Horace was inclined to sniff in a languid manner when Ranelagh was opened. Vauxhall, he thought, was “a little better.” But in two years the fashionable success of Ranelagh was assured, and the languid sniff has changed into a shrill squeak. “Every night constantly I go to Ranelagh, which has totally beat Vauxhall. Nobody goes anywhere else — everybody goes there. My Lord Chesterfield is so fond of it that he says he has ordered all his letters to be directed thither.” One of the first of the entertainment gardens of London was old Spring Gardens, close to Charing Cross, and it is strange to think that this place, with its grave, late memories of the serious and salutary labours of the London County Council, owed its name to a piece of simple jocularity. There was a jet, or spring, of water there, and a German, travelling in England in Queen Elizabeth’s days, writes:
“In a garden joining to this Palace (Whitehall) there is a jet d’eau, with a sundial, at which, while strangers are looking, a quantity of water forced by a wheel, which the gardener turns at a distance through a number of little pipes, plentifully sprinkles those that are standing around.”

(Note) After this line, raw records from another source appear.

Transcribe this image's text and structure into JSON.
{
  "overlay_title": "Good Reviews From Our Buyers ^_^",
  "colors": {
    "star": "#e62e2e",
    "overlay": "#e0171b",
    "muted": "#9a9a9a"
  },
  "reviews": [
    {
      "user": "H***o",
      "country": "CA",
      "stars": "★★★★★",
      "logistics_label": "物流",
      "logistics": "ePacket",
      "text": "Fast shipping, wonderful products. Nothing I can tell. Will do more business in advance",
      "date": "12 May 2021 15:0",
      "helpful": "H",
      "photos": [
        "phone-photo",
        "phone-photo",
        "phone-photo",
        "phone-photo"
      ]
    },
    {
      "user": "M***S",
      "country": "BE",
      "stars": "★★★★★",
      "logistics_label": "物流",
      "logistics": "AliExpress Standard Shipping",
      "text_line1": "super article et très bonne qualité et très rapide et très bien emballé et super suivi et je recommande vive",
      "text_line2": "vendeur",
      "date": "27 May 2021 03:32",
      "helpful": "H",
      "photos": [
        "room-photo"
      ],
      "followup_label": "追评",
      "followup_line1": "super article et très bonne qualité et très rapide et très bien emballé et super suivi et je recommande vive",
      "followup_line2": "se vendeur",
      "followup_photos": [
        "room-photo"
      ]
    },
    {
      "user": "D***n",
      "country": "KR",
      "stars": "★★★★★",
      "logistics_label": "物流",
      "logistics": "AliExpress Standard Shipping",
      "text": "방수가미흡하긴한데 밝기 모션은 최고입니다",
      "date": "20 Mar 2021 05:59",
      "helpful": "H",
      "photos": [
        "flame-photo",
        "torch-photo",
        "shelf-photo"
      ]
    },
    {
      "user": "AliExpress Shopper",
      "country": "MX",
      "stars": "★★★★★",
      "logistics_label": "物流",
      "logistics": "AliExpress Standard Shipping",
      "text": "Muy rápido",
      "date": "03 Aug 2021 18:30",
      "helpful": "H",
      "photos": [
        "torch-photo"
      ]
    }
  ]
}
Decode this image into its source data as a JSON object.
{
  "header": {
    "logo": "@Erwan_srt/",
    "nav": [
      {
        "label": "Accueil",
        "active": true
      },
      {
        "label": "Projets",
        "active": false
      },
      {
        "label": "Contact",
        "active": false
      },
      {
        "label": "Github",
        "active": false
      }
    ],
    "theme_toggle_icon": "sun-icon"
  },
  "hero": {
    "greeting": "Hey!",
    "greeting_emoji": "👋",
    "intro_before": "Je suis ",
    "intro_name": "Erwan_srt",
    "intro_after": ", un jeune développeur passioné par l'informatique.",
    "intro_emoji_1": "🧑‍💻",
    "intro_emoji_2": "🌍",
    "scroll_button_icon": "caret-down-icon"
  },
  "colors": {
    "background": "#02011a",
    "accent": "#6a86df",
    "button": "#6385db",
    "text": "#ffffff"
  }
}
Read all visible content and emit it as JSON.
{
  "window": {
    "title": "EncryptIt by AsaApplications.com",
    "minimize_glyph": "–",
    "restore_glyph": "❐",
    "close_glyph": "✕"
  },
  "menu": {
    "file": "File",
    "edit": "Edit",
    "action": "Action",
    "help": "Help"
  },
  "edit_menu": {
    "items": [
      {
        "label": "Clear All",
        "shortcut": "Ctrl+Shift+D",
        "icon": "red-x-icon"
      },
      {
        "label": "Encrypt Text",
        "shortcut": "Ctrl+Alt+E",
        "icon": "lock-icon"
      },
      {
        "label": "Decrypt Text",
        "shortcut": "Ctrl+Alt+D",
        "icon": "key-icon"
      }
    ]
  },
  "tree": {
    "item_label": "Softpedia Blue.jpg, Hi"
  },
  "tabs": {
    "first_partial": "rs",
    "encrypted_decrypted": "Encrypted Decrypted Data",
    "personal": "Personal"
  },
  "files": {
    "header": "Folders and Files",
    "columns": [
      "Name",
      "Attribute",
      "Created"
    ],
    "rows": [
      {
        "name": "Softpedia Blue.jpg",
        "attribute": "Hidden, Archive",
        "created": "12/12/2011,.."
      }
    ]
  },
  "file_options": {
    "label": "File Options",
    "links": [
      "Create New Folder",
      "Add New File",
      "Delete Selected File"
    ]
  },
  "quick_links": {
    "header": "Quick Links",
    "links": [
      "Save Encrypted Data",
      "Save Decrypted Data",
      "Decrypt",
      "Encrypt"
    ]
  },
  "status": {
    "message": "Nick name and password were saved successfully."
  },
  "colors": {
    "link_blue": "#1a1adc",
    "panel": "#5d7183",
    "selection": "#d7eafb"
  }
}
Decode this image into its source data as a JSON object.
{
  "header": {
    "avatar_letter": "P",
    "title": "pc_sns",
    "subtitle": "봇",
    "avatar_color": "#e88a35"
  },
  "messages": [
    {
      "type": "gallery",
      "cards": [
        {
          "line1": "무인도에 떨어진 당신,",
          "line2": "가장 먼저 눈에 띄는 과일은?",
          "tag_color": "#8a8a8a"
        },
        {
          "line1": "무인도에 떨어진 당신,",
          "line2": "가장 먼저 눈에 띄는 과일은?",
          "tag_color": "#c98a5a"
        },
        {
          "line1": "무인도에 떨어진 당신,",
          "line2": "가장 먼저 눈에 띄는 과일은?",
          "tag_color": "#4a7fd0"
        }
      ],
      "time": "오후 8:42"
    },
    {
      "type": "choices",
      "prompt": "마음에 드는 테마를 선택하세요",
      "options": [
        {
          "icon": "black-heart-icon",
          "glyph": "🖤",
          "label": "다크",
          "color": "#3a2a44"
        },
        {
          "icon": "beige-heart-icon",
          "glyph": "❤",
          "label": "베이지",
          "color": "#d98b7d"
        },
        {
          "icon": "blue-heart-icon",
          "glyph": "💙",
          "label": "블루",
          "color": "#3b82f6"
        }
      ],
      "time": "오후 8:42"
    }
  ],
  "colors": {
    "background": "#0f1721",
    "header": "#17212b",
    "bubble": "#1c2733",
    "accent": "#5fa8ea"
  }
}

The joke was improved later. A trap was contrived on the ground, and whoever trod on this trap was immediately deluged. There were other amusements, a bathing pond, a pheasant yard, and a bowling green. In the time of King Charles I:
“There was kept in it an ordinary of six shillings a meal (when the King’s proclamation allows but two shillings elsewhere), continual bibbing and drinking wine all day under the trees; two or three quarrels every week.” There was also “a certain cabaret, in the middle of this paradise, where the forbidden fruits are certain trifling tarts, neats’ tongues, salacious meats, and bad Rhenish.”
Then there were Cuper’s Gardens just opposite Somerset House, which became Cupid’s Gardens in the famous old song, and Marylebone Gardens, and Bagnigge Wells, and Sadler’s Wells, all popular in their day.
I believe I saw the last of the tribe one day in Camden Town. In a dreary street there was a drearier public house, with the dreariest little triangle of a garden beside it. Two dusty trees, six dusty bushes, four metal tables, and twice as many chairs, a small pipe from which a small jet of water might sometimes issue, traces of fairy lamps. . . . Such was the last echo of gorgeous, gay Vauxhall.